Analyst · Tudor Pickering, Holt
Hey, Chi, this is Gary. So, on gasoline, we did 88,000 barrels a day during the second quarter. Most, all of that went to Mexico and South America. Diesel, we did 281,000 barrels a day. And then, if you combine the kerosene, it was 326,000 barrels a day. That went about 75% to South America, 25% to Europe. And so, then, on your question on Colonial, we've seen the economics of shipping on Colonial have been challenged for quite some time now, and it really is tied to the exports. So, historically, what you saw happen is, as U.S. Gulf Coast started to become long on product, the bases got weak, and you had an arb to ship up to New York Harbor on Colonial. What's happening today is that the length in the Gulf has been pulled to the export market, and it kind of keeps the U.S. Gulf Coast basis a lot stronger, such that there isn't an economic incentive to ship on Colonial.

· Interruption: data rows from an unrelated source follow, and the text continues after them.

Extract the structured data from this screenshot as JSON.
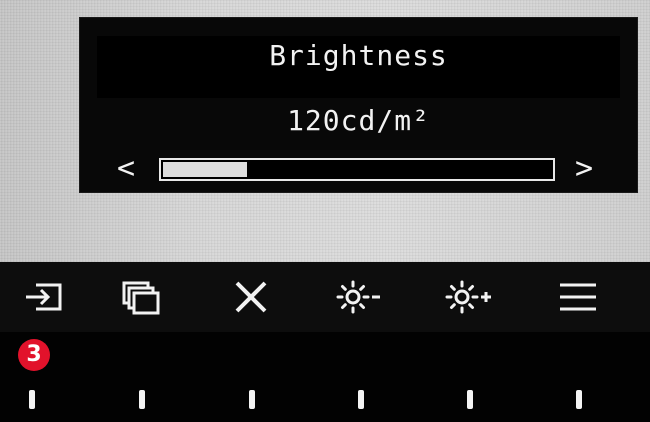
{
  "osd": {
    "title": "Brightness",
    "value": "120cd/m²",
    "left_arrow": "<",
    "right_arrow": ">",
    "slider_level_percent": 22
  },
  "buttons": [
    {
      "icon": "input-select-icon"
    },
    {
      "icon": "color-mode-icon"
    },
    {
      "icon": "close-icon"
    },
    {
      "icon": "brightness-down-icon"
    },
    {
      "icon": "brightness-up-icon"
    },
    {
      "icon": "menu-icon"
    }
  ],
  "badge": {
    "label": "3",
    "color": "#e2122b"
  }
}
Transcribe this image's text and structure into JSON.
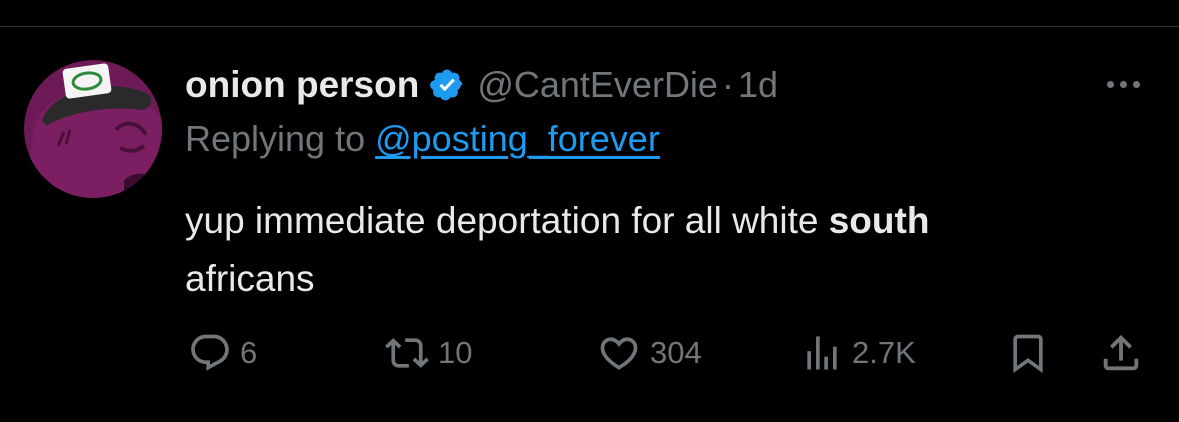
{
  "tweet": {
    "display_name": "onion person",
    "handle": "@CantEverDie",
    "separator": "·",
    "timestamp": "1d",
    "replying_prefix": "Replying to ",
    "replying_to": "@posting_forever",
    "text_main": "yup immediate deportation for all white ",
    "text_bold": "south",
    "text_line2": "africans",
    "verified_icon": "verified-badge-icon",
    "more_icon": "more-options-icon"
  },
  "actions": {
    "reply": {
      "icon": "reply-icon",
      "count": "6"
    },
    "retweet": {
      "icon": "retweet-icon",
      "count": "10"
    },
    "like": {
      "icon": "heart-icon",
      "count": "304"
    },
    "views": {
      "icon": "views-icon",
      "count": "2.7K"
    },
    "bookmark": {
      "icon": "bookmark-icon"
    },
    "share": {
      "icon": "share-icon"
    }
  },
  "colors": {
    "background": "#000000",
    "text": "#e7e9ea",
    "muted": "#71767b",
    "accent": "#1d9bf0",
    "avatar_purple": "#7c1f62"
  }
}
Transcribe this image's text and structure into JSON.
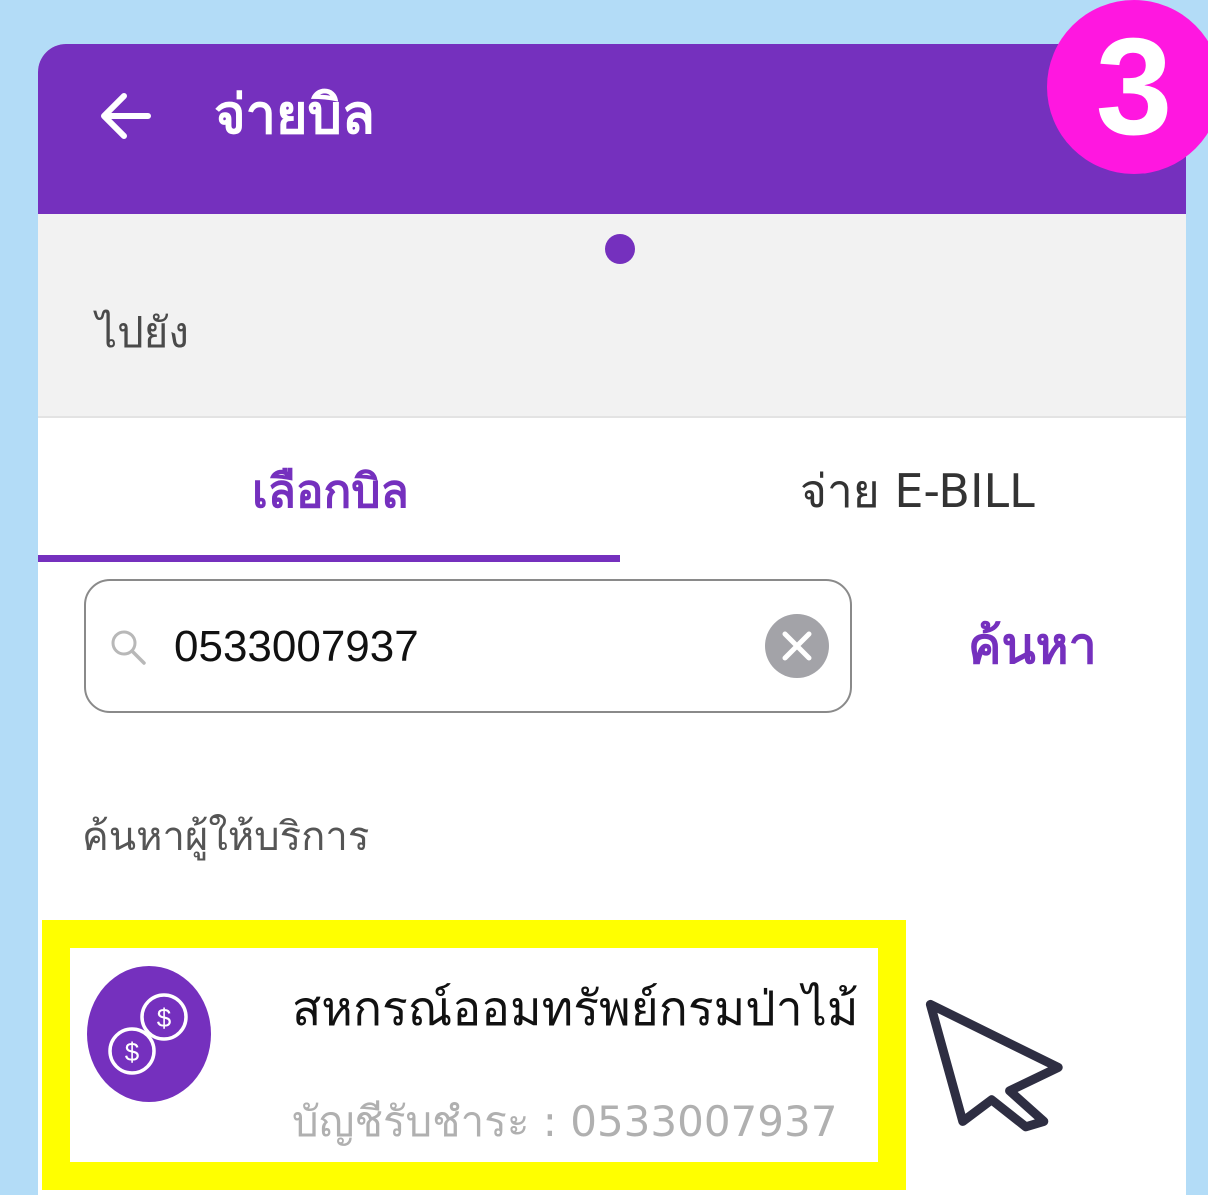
{
  "header": {
    "title": "จ่ายบิล",
    "step_number": "3"
  },
  "destination": {
    "label": "ไปยัง"
  },
  "tabs": [
    {
      "label": "เลือกบิล",
      "selected": true
    },
    {
      "label": "จ่าย E-BILL",
      "selected": false
    }
  ],
  "search": {
    "value": "0533007937",
    "button_label": "ค้นหา"
  },
  "results": {
    "section_label": "ค้นหาผู้ให้บริการ",
    "items": [
      {
        "name": "สหกรณ์ออมทรัพย์กรมป่าไม้",
        "account": "บัญชีรับชำระ : 0533007937"
      }
    ]
  },
  "colors": {
    "brand_purple": "#7530be",
    "badge_magenta": "#ff17e0",
    "highlight_yellow": "#ffff00",
    "background_blue": "#b3dcf7"
  }
}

The other factor that comes into play here is the Jones Act freight. And so with Jones Act freight coming off, you can put finished product on a Jones Act vessel and bring it around to the harbor, and it's within a penny of what it costs to move it on Colonial. So, that also has been a factor that's come into Colonial coming off allocation.
Chi Chow - Tudor, Pickering, Holt & Co. Securities, Inc.: Gary, I guess what you were saying back to the netback question. You are getting a higher netback on exports then is that what's implied versus shipping on Colonial?